Мне кажется, что моя жена, моя Оля, полюбила меня из жалости. Ни одной женщине в мире не бывает так свойствен этот сорт любви, как русской. Впрочем, Оля и сама была «жалкая», к самом лучшем, конечно, в самом поэтическом смысле этого слова. Круглая сирота, она жила у дяди, нашего столоначальника, в качестве бедной родственницы, работала, конечно, как не работает ни одна наемная прислуга и вечно оставалась в загоне, в тени. Именно это-то самое, что мы оба находились «в тени», и сблизило нас.
Помню, как придя однажды к Мартынову (её дядя) не в урочный час (просто он послал меня из департамента за какими-то «делами»), я застал Ольгу в слезах. Она быстро поднесла платок к глазам и улыбнулась мине, но как! Как улыбается огорченный ребенок, как улыбается солнце в ненастье, выглянувшее из-за тучи; никогда не забуду этой чудной, по своей трогательной простоте, улыбки, — она решила мою судьбу…
— Ольга Михайловна! — спросил я: — вы плакали! Вас обидели, да?
— Нет! — отвечала она: — это так… Соринка попала в глаз…
— Я знаю, я все знаю! — заговорил, я, торопясь, — вам не зачем скрываться передо мною! Вам тяжело, невозможно тяжело жить у дяди?
Нет, нет, пожалуйста! — воскликнула она, бросая на меня просящий взгляд и как бы опасаясь, что я начну бранить старика: — дядя хороший человек, он очень хороший человек, но ему тоже тяжело, у него большая семья…
— Значит, вы ему в тягость?
Она молчала. Она стояла лицом к окну, и её тонкая, изящная, вся точно выточенная резцом художника фигура рельефно выделялась на фоне зимнего, светлого полудня.
Как может быть в тягость эта вечно трудящаяся, безответная, молчаливая девушка!
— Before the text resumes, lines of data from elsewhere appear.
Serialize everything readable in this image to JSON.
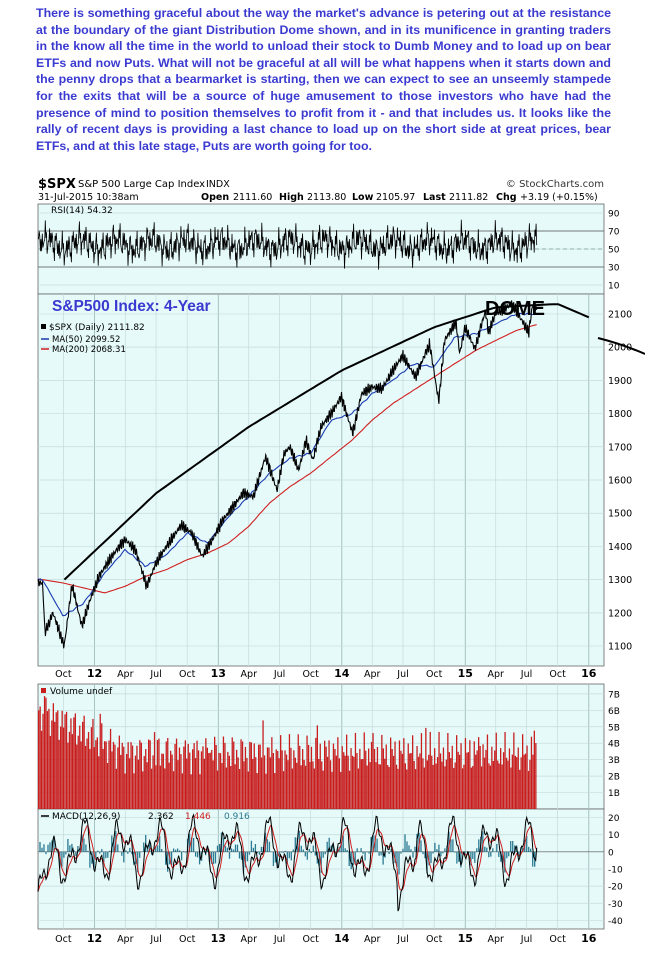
{
  "commentary": "There is something graceful about the way the market's advance is petering out at the resistance at the boundary of the giant Distribution Dome shown, and in its munificence in granting traders in the know all the time in the world to unload their stock to Dumb Money and to load up on bear ETFs and now Puts. What will not be graceful at all will be what happens when it starts down and the penny drops that a bearmarket is starting, then we can expect to see an unseemly stampede for the exits that will be a source of huge amusement to those investors who have had the presence of mind to position themselves to profit from it - and that includes us. It looks like the rally of recent days is providing a last chance to load up on the short side at great prices, bear ETFs, and at this late stage, Puts are worth going for too.",
  "colors": {
    "panel_bg": "#e6fafa",
    "price": "#000000",
    "ma50": "#1a3bb0",
    "ma200": "#d02020",
    "volume": "#c81e1e",
    "macd_hist": "#2a7a92",
    "annotation_title": "#3a3ad0",
    "commentary": "#3a3ad0"
  },
  "header": {
    "symbol": "$SPX",
    "name": "S&P 500 Large Cap Index",
    "exchange": "INDX",
    "date": "31-Jul-2015 10:38am",
    "open_label": "Open",
    "open": "2111.60",
    "high_label": "High",
    "high": "2113.80",
    "low_label": "Low",
    "low": "2105.97",
    "last_label": "Last",
    "last": "2111.82",
    "chg_label": "Chg",
    "chg": "+3.19 (+0.15%)",
    "credit": "© StockCharts.com"
  },
  "chart_data": [
    {
      "type": "line",
      "panel": "rsi",
      "legend": "RSI(14) 54.32",
      "ylim": [
        0,
        100
      ],
      "y_ticks": [
        "90",
        "70",
        "50",
        "30",
        "10"
      ],
      "reference_lines": [
        70,
        50,
        30
      ],
      "last_value": 54.32
    },
    {
      "type": "line",
      "panel": "price",
      "title": "S&P500 Index: 4-Year",
      "annotation": "DOME",
      "ylim": [
        1040,
        2160
      ],
      "y_ticks": [
        "2100",
        "2000",
        "1900",
        "1800",
        "1700",
        "1600",
        "1500",
        "1400",
        "1300",
        "1200",
        "1100"
      ],
      "x_ticks": [
        "Oct",
        "12",
        "Apr",
        "Jul",
        "Oct",
        "13",
        "Apr",
        "Jul",
        "Oct",
        "14",
        "Apr",
        "Jul",
        "Oct",
        "15",
        "Apr",
        "Jul",
        "Oct",
        "16"
      ],
      "legend": [
        "$SPX (Daily) 2111.82",
        "MA(50) 2099.52",
        "MA(200) 2068.31"
      ],
      "series": [
        {
          "name": "$SPX (Daily)",
          "color": "#000000",
          "dates": [
            "2011-08-01",
            "2011-08-08",
            "2011-09-01",
            "2011-10-04",
            "2011-10-27",
            "2011-11-25",
            "2011-12-20",
            "2012-01-15",
            "2012-02-15",
            "2012-03-15",
            "2012-04-02",
            "2012-05-01",
            "2012-06-04",
            "2012-07-01",
            "2012-08-01",
            "2012-09-14",
            "2012-10-15",
            "2012-11-15",
            "2012-12-15",
            "2013-01-15",
            "2013-02-15",
            "2013-03-15",
            "2013-04-15",
            "2013-05-21",
            "2013-06-24",
            "2013-07-15",
            "2013-08-01",
            "2013-08-27",
            "2013-09-18",
            "2013-10-08",
            "2013-11-01",
            "2013-12-01",
            "2013-12-31",
            "2014-02-03",
            "2014-03-01",
            "2014-04-01",
            "2014-05-01",
            "2014-06-01",
            "2014-07-01",
            "2014-08-07",
            "2014-09-18",
            "2014-10-15",
            "2014-11-01",
            "2014-12-05",
            "2014-12-16",
            "2015-01-01",
            "2015-01-30",
            "2015-03-02",
            "2015-03-11",
            "2015-04-01",
            "2015-05-20",
            "2015-06-15",
            "2015-07-08",
            "2015-07-20",
            "2015-07-31"
          ],
          "values": [
            1290,
            1140,
            1200,
            1100,
            1285,
            1160,
            1240,
            1310,
            1360,
            1400,
            1420,
            1390,
            1280,
            1350,
            1400,
            1465,
            1440,
            1370,
            1420,
            1480,
            1520,
            1560,
            1550,
            1670,
            1570,
            1680,
            1700,
            1630,
            1720,
            1660,
            1760,
            1800,
            1850,
            1740,
            1860,
            1880,
            1875,
            1930,
            1975,
            1910,
            2010,
            1835,
            2020,
            2075,
            1980,
            2060,
            1995,
            2110,
            2045,
            2100,
            2130,
            2085,
            2045,
            2130,
            2112
          ]
        },
        {
          "name": "MA(50)",
          "color": "#1a3bb0",
          "dates": [
            "2011-08-01",
            "2011-10-01",
            "2011-12-01",
            "2012-02-01",
            "2012-04-01",
            "2012-06-01",
            "2012-08-01",
            "2012-10-01",
            "2012-12-01",
            "2013-02-01",
            "2013-04-01",
            "2013-06-01",
            "2013-08-01",
            "2013-10-01",
            "2013-12-01",
            "2014-02-01",
            "2014-04-01",
            "2014-06-01",
            "2014-08-01",
            "2014-10-01",
            "2014-12-01",
            "2015-02-01",
            "2015-04-01",
            "2015-06-01",
            "2015-07-31"
          ],
          "values": [
            1300,
            1190,
            1230,
            1320,
            1390,
            1340,
            1375,
            1440,
            1410,
            1490,
            1550,
            1620,
            1665,
            1680,
            1780,
            1800,
            1860,
            1900,
            1950,
            1940,
            2030,
            2040,
            2070,
            2100,
            2100
          ]
        },
        {
          "name": "MA(200)",
          "color": "#d02020",
          "dates": [
            "2011-08-01",
            "2011-10-01",
            "2011-12-01",
            "2012-02-01",
            "2012-04-01",
            "2012-06-01",
            "2012-08-01",
            "2012-10-01",
            "2012-12-01",
            "2013-02-01",
            "2013-04-01",
            "2013-06-01",
            "2013-08-01",
            "2013-10-01",
            "2013-12-01",
            "2014-02-01",
            "2014-04-01",
            "2014-06-01",
            "2014-08-01",
            "2014-10-01",
            "2014-12-01",
            "2015-02-01",
            "2015-04-01",
            "2015-06-01",
            "2015-07-31"
          ],
          "values": [
            1300,
            1290,
            1275,
            1260,
            1280,
            1310,
            1330,
            1360,
            1380,
            1410,
            1460,
            1530,
            1580,
            1620,
            1670,
            1720,
            1780,
            1830,
            1870,
            1910,
            1950,
            1990,
            2020,
            2050,
            2068
          ]
        }
      ],
      "dome": {
        "name": "Dome",
        "dates": [
          "2011-10-04",
          "2012-07-01",
          "2013-04-01",
          "2014-01-01",
          "2014-10-01",
          "2015-04-01",
          "2015-10-01",
          "2016-01-01"
        ],
        "values": [
          1300,
          1560,
          1760,
          1930,
          2060,
          2120,
          2130,
          2090
        ]
      }
    },
    {
      "type": "bar",
      "panel": "volume",
      "legend": "Volume undef",
      "ylim": [
        0,
        7.6
      ],
      "y_ticks": [
        "7B",
        "6B",
        "5B",
        "4B",
        "3B",
        "2B",
        "1B"
      ],
      "color": "#c81e1e"
    },
    {
      "type": "line",
      "panel": "macd",
      "legend": [
        "MACD(12,26,9)",
        "2.362",
        "1.446",
        "0.916"
      ],
      "legend_colors": [
        "#000000",
        "#d02020",
        "#2a7a92"
      ],
      "ylim": [
        -45,
        25
      ],
      "y_ticks": [
        "20",
        "10",
        "0",
        "-10",
        "-20",
        "-30",
        "-40"
      ]
    }
  ]
}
Кому может быть в тягость эта тёмно-русая, милая головка, в которой столько дум, столько пытливых запросов, столько жадного интереса и искренней любви ко всему хорошему, честному и правдивому!
Эти вопросы быстро пробегали в моей голове, также быстро вызывая ответы и вызывая такие комбинации и соображения, о которых полчаса раньше я не мог составить себе даже приблизительного представления.
Но теперь все шло быстро и все должно было также быстро придти к концу.
— Ольга Михайловна! — воскликнул я, повинуясь какому-то неизведанному мною, необычайному подъему духа: — кончим с этим раз навсегда!.. Я давно вас знаю… я два года вас знаю и вижу все и понимаю… Я не знаю только ваших чувств, но если я вам непротивен, не совсем противен, то… согласитесь быть моей женой?
Она быстро взглянула на меня с выражением какого-то радостного испуга, потом обеими руками закрыла лицо.
Я подошел и тихонько, медленно отвел от лица руки. Крупные, крупные слезы катились по щекам, а глаза и все лицо улыбались, и это была та же трогательная по своей простоте улыбка огорченного ребенка.
— Да? — спросил я, пристально, с тревогой заглядывая ей в глаза.
Она ничего не ответила мне, но в глазах её я прочел ответ.
После этого я обнаружил настолько силы воли и самообладания, что вернулся в департамент, отдал то, зачем был послан, старику Мартынову, сел за свою работу и просидел до пяти часов, все исполнив, ничего не напутав, ничего не испортив. Боже мой, ведь с таким же самообладанием я ходил на службу, когда при смерти был мой ребенок, с таким же самообладанием я его похоронил на одном из сырых, петербургских кладбищ и вернулся домой и на другой день пошел в департамент! Результаты этого самообладания дают себя чувствовать задолго потом…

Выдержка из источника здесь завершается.